Mr. Dalton likes tech firms linked to business-to-business development on the Internet, as well as firms that service or aid the infrastructure of the Net, such as infrastructure software firms. He remains "out of the market" for large personal-computer firms, which has bolstered his earnings momentum. He is big on optical networking and data storage firms. He likes quality names such as Exodus, Cisco, EMC, Nokia, and AOL.
For mutual-fund holders, buy into a broadly diversified technology fund rather than a narrowly focused fund such as an Internet fund, says Larry Wachtel, an analyst with Prudential Securities.
Dotcoms (where earnings are always said to be just around the corner) are very risky. Why? "Internet firms tend to go out of business," Mr. Wachtel says.

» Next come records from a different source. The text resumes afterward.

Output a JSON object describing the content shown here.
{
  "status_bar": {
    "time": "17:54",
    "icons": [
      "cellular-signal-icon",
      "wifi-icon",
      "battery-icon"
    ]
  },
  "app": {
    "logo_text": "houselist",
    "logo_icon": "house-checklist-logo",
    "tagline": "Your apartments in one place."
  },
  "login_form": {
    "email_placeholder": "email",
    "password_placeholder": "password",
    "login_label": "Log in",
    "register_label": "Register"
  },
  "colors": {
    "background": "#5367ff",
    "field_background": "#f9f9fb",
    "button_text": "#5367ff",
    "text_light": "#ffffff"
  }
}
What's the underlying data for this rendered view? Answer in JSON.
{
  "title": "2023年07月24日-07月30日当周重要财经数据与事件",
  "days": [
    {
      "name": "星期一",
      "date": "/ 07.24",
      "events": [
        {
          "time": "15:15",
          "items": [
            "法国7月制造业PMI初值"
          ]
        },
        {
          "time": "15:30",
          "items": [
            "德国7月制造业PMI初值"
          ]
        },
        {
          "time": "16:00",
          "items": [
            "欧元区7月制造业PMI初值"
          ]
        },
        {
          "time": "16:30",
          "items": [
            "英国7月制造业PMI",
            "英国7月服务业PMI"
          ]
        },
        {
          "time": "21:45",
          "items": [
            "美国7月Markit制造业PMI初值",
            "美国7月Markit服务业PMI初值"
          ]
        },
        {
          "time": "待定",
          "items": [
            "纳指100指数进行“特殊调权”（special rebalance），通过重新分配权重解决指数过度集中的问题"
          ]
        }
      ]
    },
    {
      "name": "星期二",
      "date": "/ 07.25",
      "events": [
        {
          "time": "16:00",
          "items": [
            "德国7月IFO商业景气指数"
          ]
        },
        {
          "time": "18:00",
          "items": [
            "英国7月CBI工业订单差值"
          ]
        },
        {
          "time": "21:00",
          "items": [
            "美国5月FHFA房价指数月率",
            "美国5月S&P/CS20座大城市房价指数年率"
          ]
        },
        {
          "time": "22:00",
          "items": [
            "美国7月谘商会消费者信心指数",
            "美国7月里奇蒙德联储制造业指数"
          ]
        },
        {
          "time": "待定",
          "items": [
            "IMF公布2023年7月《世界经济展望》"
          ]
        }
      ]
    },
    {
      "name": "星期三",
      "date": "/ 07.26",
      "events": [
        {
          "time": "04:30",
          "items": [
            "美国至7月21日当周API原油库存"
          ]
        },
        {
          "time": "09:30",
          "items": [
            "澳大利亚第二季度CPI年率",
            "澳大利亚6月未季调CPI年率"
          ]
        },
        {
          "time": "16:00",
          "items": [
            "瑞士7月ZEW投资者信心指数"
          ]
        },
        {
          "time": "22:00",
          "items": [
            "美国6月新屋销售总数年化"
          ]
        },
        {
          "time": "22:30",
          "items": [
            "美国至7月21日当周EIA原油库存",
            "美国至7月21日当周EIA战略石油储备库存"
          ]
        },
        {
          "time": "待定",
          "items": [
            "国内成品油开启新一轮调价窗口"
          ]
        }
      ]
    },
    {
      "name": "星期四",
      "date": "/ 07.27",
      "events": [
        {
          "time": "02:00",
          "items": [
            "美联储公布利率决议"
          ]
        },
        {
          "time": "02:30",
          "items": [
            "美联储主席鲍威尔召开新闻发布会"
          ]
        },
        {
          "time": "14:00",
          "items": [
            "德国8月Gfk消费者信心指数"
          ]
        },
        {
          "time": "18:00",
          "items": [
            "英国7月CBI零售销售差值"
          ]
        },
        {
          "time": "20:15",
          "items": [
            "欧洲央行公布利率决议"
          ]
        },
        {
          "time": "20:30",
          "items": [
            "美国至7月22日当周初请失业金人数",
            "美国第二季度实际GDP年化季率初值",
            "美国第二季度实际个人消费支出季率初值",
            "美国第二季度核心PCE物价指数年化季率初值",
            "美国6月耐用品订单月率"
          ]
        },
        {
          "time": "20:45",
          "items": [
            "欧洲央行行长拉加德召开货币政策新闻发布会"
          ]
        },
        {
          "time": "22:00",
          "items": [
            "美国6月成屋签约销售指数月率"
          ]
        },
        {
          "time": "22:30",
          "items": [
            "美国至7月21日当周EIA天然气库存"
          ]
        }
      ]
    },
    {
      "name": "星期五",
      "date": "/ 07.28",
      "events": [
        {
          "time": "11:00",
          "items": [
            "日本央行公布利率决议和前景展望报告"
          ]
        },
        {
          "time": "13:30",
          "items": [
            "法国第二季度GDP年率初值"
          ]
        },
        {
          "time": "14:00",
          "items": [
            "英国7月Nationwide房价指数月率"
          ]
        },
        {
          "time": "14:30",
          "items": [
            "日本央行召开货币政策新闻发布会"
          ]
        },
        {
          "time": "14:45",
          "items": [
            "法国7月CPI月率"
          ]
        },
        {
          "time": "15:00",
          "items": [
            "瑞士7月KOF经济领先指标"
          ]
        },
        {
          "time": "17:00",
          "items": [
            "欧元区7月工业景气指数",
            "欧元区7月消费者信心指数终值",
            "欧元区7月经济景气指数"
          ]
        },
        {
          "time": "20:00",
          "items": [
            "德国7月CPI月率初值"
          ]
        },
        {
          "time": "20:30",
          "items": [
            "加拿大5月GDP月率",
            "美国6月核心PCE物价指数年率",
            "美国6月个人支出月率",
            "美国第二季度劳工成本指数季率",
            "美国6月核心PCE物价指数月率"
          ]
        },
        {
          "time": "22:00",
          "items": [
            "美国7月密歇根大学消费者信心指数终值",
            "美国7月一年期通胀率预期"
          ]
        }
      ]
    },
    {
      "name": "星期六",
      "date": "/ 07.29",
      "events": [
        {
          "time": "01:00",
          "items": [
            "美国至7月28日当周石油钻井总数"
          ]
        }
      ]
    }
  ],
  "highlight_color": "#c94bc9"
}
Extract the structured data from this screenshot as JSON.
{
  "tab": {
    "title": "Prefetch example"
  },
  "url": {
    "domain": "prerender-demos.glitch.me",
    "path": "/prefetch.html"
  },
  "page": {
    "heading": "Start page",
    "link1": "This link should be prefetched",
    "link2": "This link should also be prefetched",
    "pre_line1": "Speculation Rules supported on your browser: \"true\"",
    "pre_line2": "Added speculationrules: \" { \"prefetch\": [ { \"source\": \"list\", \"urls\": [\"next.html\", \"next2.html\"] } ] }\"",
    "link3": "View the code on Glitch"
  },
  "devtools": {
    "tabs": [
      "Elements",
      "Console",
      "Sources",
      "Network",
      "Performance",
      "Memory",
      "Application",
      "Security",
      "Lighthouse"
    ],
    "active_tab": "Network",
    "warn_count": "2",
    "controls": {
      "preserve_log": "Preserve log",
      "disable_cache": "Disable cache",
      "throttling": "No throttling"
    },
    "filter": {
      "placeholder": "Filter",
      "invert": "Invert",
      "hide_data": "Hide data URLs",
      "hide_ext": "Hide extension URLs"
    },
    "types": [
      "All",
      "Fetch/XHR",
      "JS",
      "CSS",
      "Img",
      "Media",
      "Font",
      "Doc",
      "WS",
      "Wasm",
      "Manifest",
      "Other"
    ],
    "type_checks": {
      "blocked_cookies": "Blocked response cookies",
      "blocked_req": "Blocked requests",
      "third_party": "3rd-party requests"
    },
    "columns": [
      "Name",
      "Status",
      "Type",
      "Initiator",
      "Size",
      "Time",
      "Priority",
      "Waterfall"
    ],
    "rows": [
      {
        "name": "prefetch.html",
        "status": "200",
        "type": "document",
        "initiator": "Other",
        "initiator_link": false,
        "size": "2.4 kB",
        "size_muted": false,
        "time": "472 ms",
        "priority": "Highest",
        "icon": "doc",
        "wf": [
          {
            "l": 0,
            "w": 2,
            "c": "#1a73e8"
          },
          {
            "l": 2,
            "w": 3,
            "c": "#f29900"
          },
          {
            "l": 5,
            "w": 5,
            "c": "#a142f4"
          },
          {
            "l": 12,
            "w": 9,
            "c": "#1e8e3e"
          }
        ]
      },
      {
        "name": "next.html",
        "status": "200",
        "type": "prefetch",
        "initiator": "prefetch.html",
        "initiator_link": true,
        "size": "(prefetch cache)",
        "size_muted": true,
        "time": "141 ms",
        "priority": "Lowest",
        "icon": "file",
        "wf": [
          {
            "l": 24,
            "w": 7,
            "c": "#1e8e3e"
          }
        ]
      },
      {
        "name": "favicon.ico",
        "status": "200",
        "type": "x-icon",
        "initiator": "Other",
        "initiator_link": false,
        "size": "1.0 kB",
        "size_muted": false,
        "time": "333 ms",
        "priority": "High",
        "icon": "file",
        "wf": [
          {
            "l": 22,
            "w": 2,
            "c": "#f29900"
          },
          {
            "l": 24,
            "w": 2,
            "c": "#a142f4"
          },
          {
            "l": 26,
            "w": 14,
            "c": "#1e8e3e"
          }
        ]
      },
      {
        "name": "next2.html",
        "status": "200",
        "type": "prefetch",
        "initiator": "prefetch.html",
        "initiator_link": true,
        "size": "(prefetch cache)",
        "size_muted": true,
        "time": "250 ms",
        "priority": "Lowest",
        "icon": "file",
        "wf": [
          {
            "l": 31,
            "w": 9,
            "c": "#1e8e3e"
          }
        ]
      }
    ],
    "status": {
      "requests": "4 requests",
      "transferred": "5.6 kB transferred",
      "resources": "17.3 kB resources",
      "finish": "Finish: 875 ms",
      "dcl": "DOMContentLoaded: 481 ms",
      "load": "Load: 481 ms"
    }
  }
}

Volatility is not new to the tech sector, notes Boston-based fund manager Fred Kobrick. Stay the course with tech, he says, although you may want to look for successful subthemes within the field, such as beaten-down semiconductor firms.
For your overall portfolio, be certain to be diversified, with holdings in small-, mid-, and large-cap stocks. Have both growth and value holdings. Mid-cap issues have been very strong lately. Also, have international exposure, such as through a diversified international fund, says Russ Kinnel, who heads up equity analysis for information-firm Morningstar Inc., in Chicago.
Bond funds, while subject to market risk, can add stability to a portfolio. Look for top-quality corporate bond funds, or premium-grade municipal funds, says Sam Paddison, a bond expert with First Capital Group.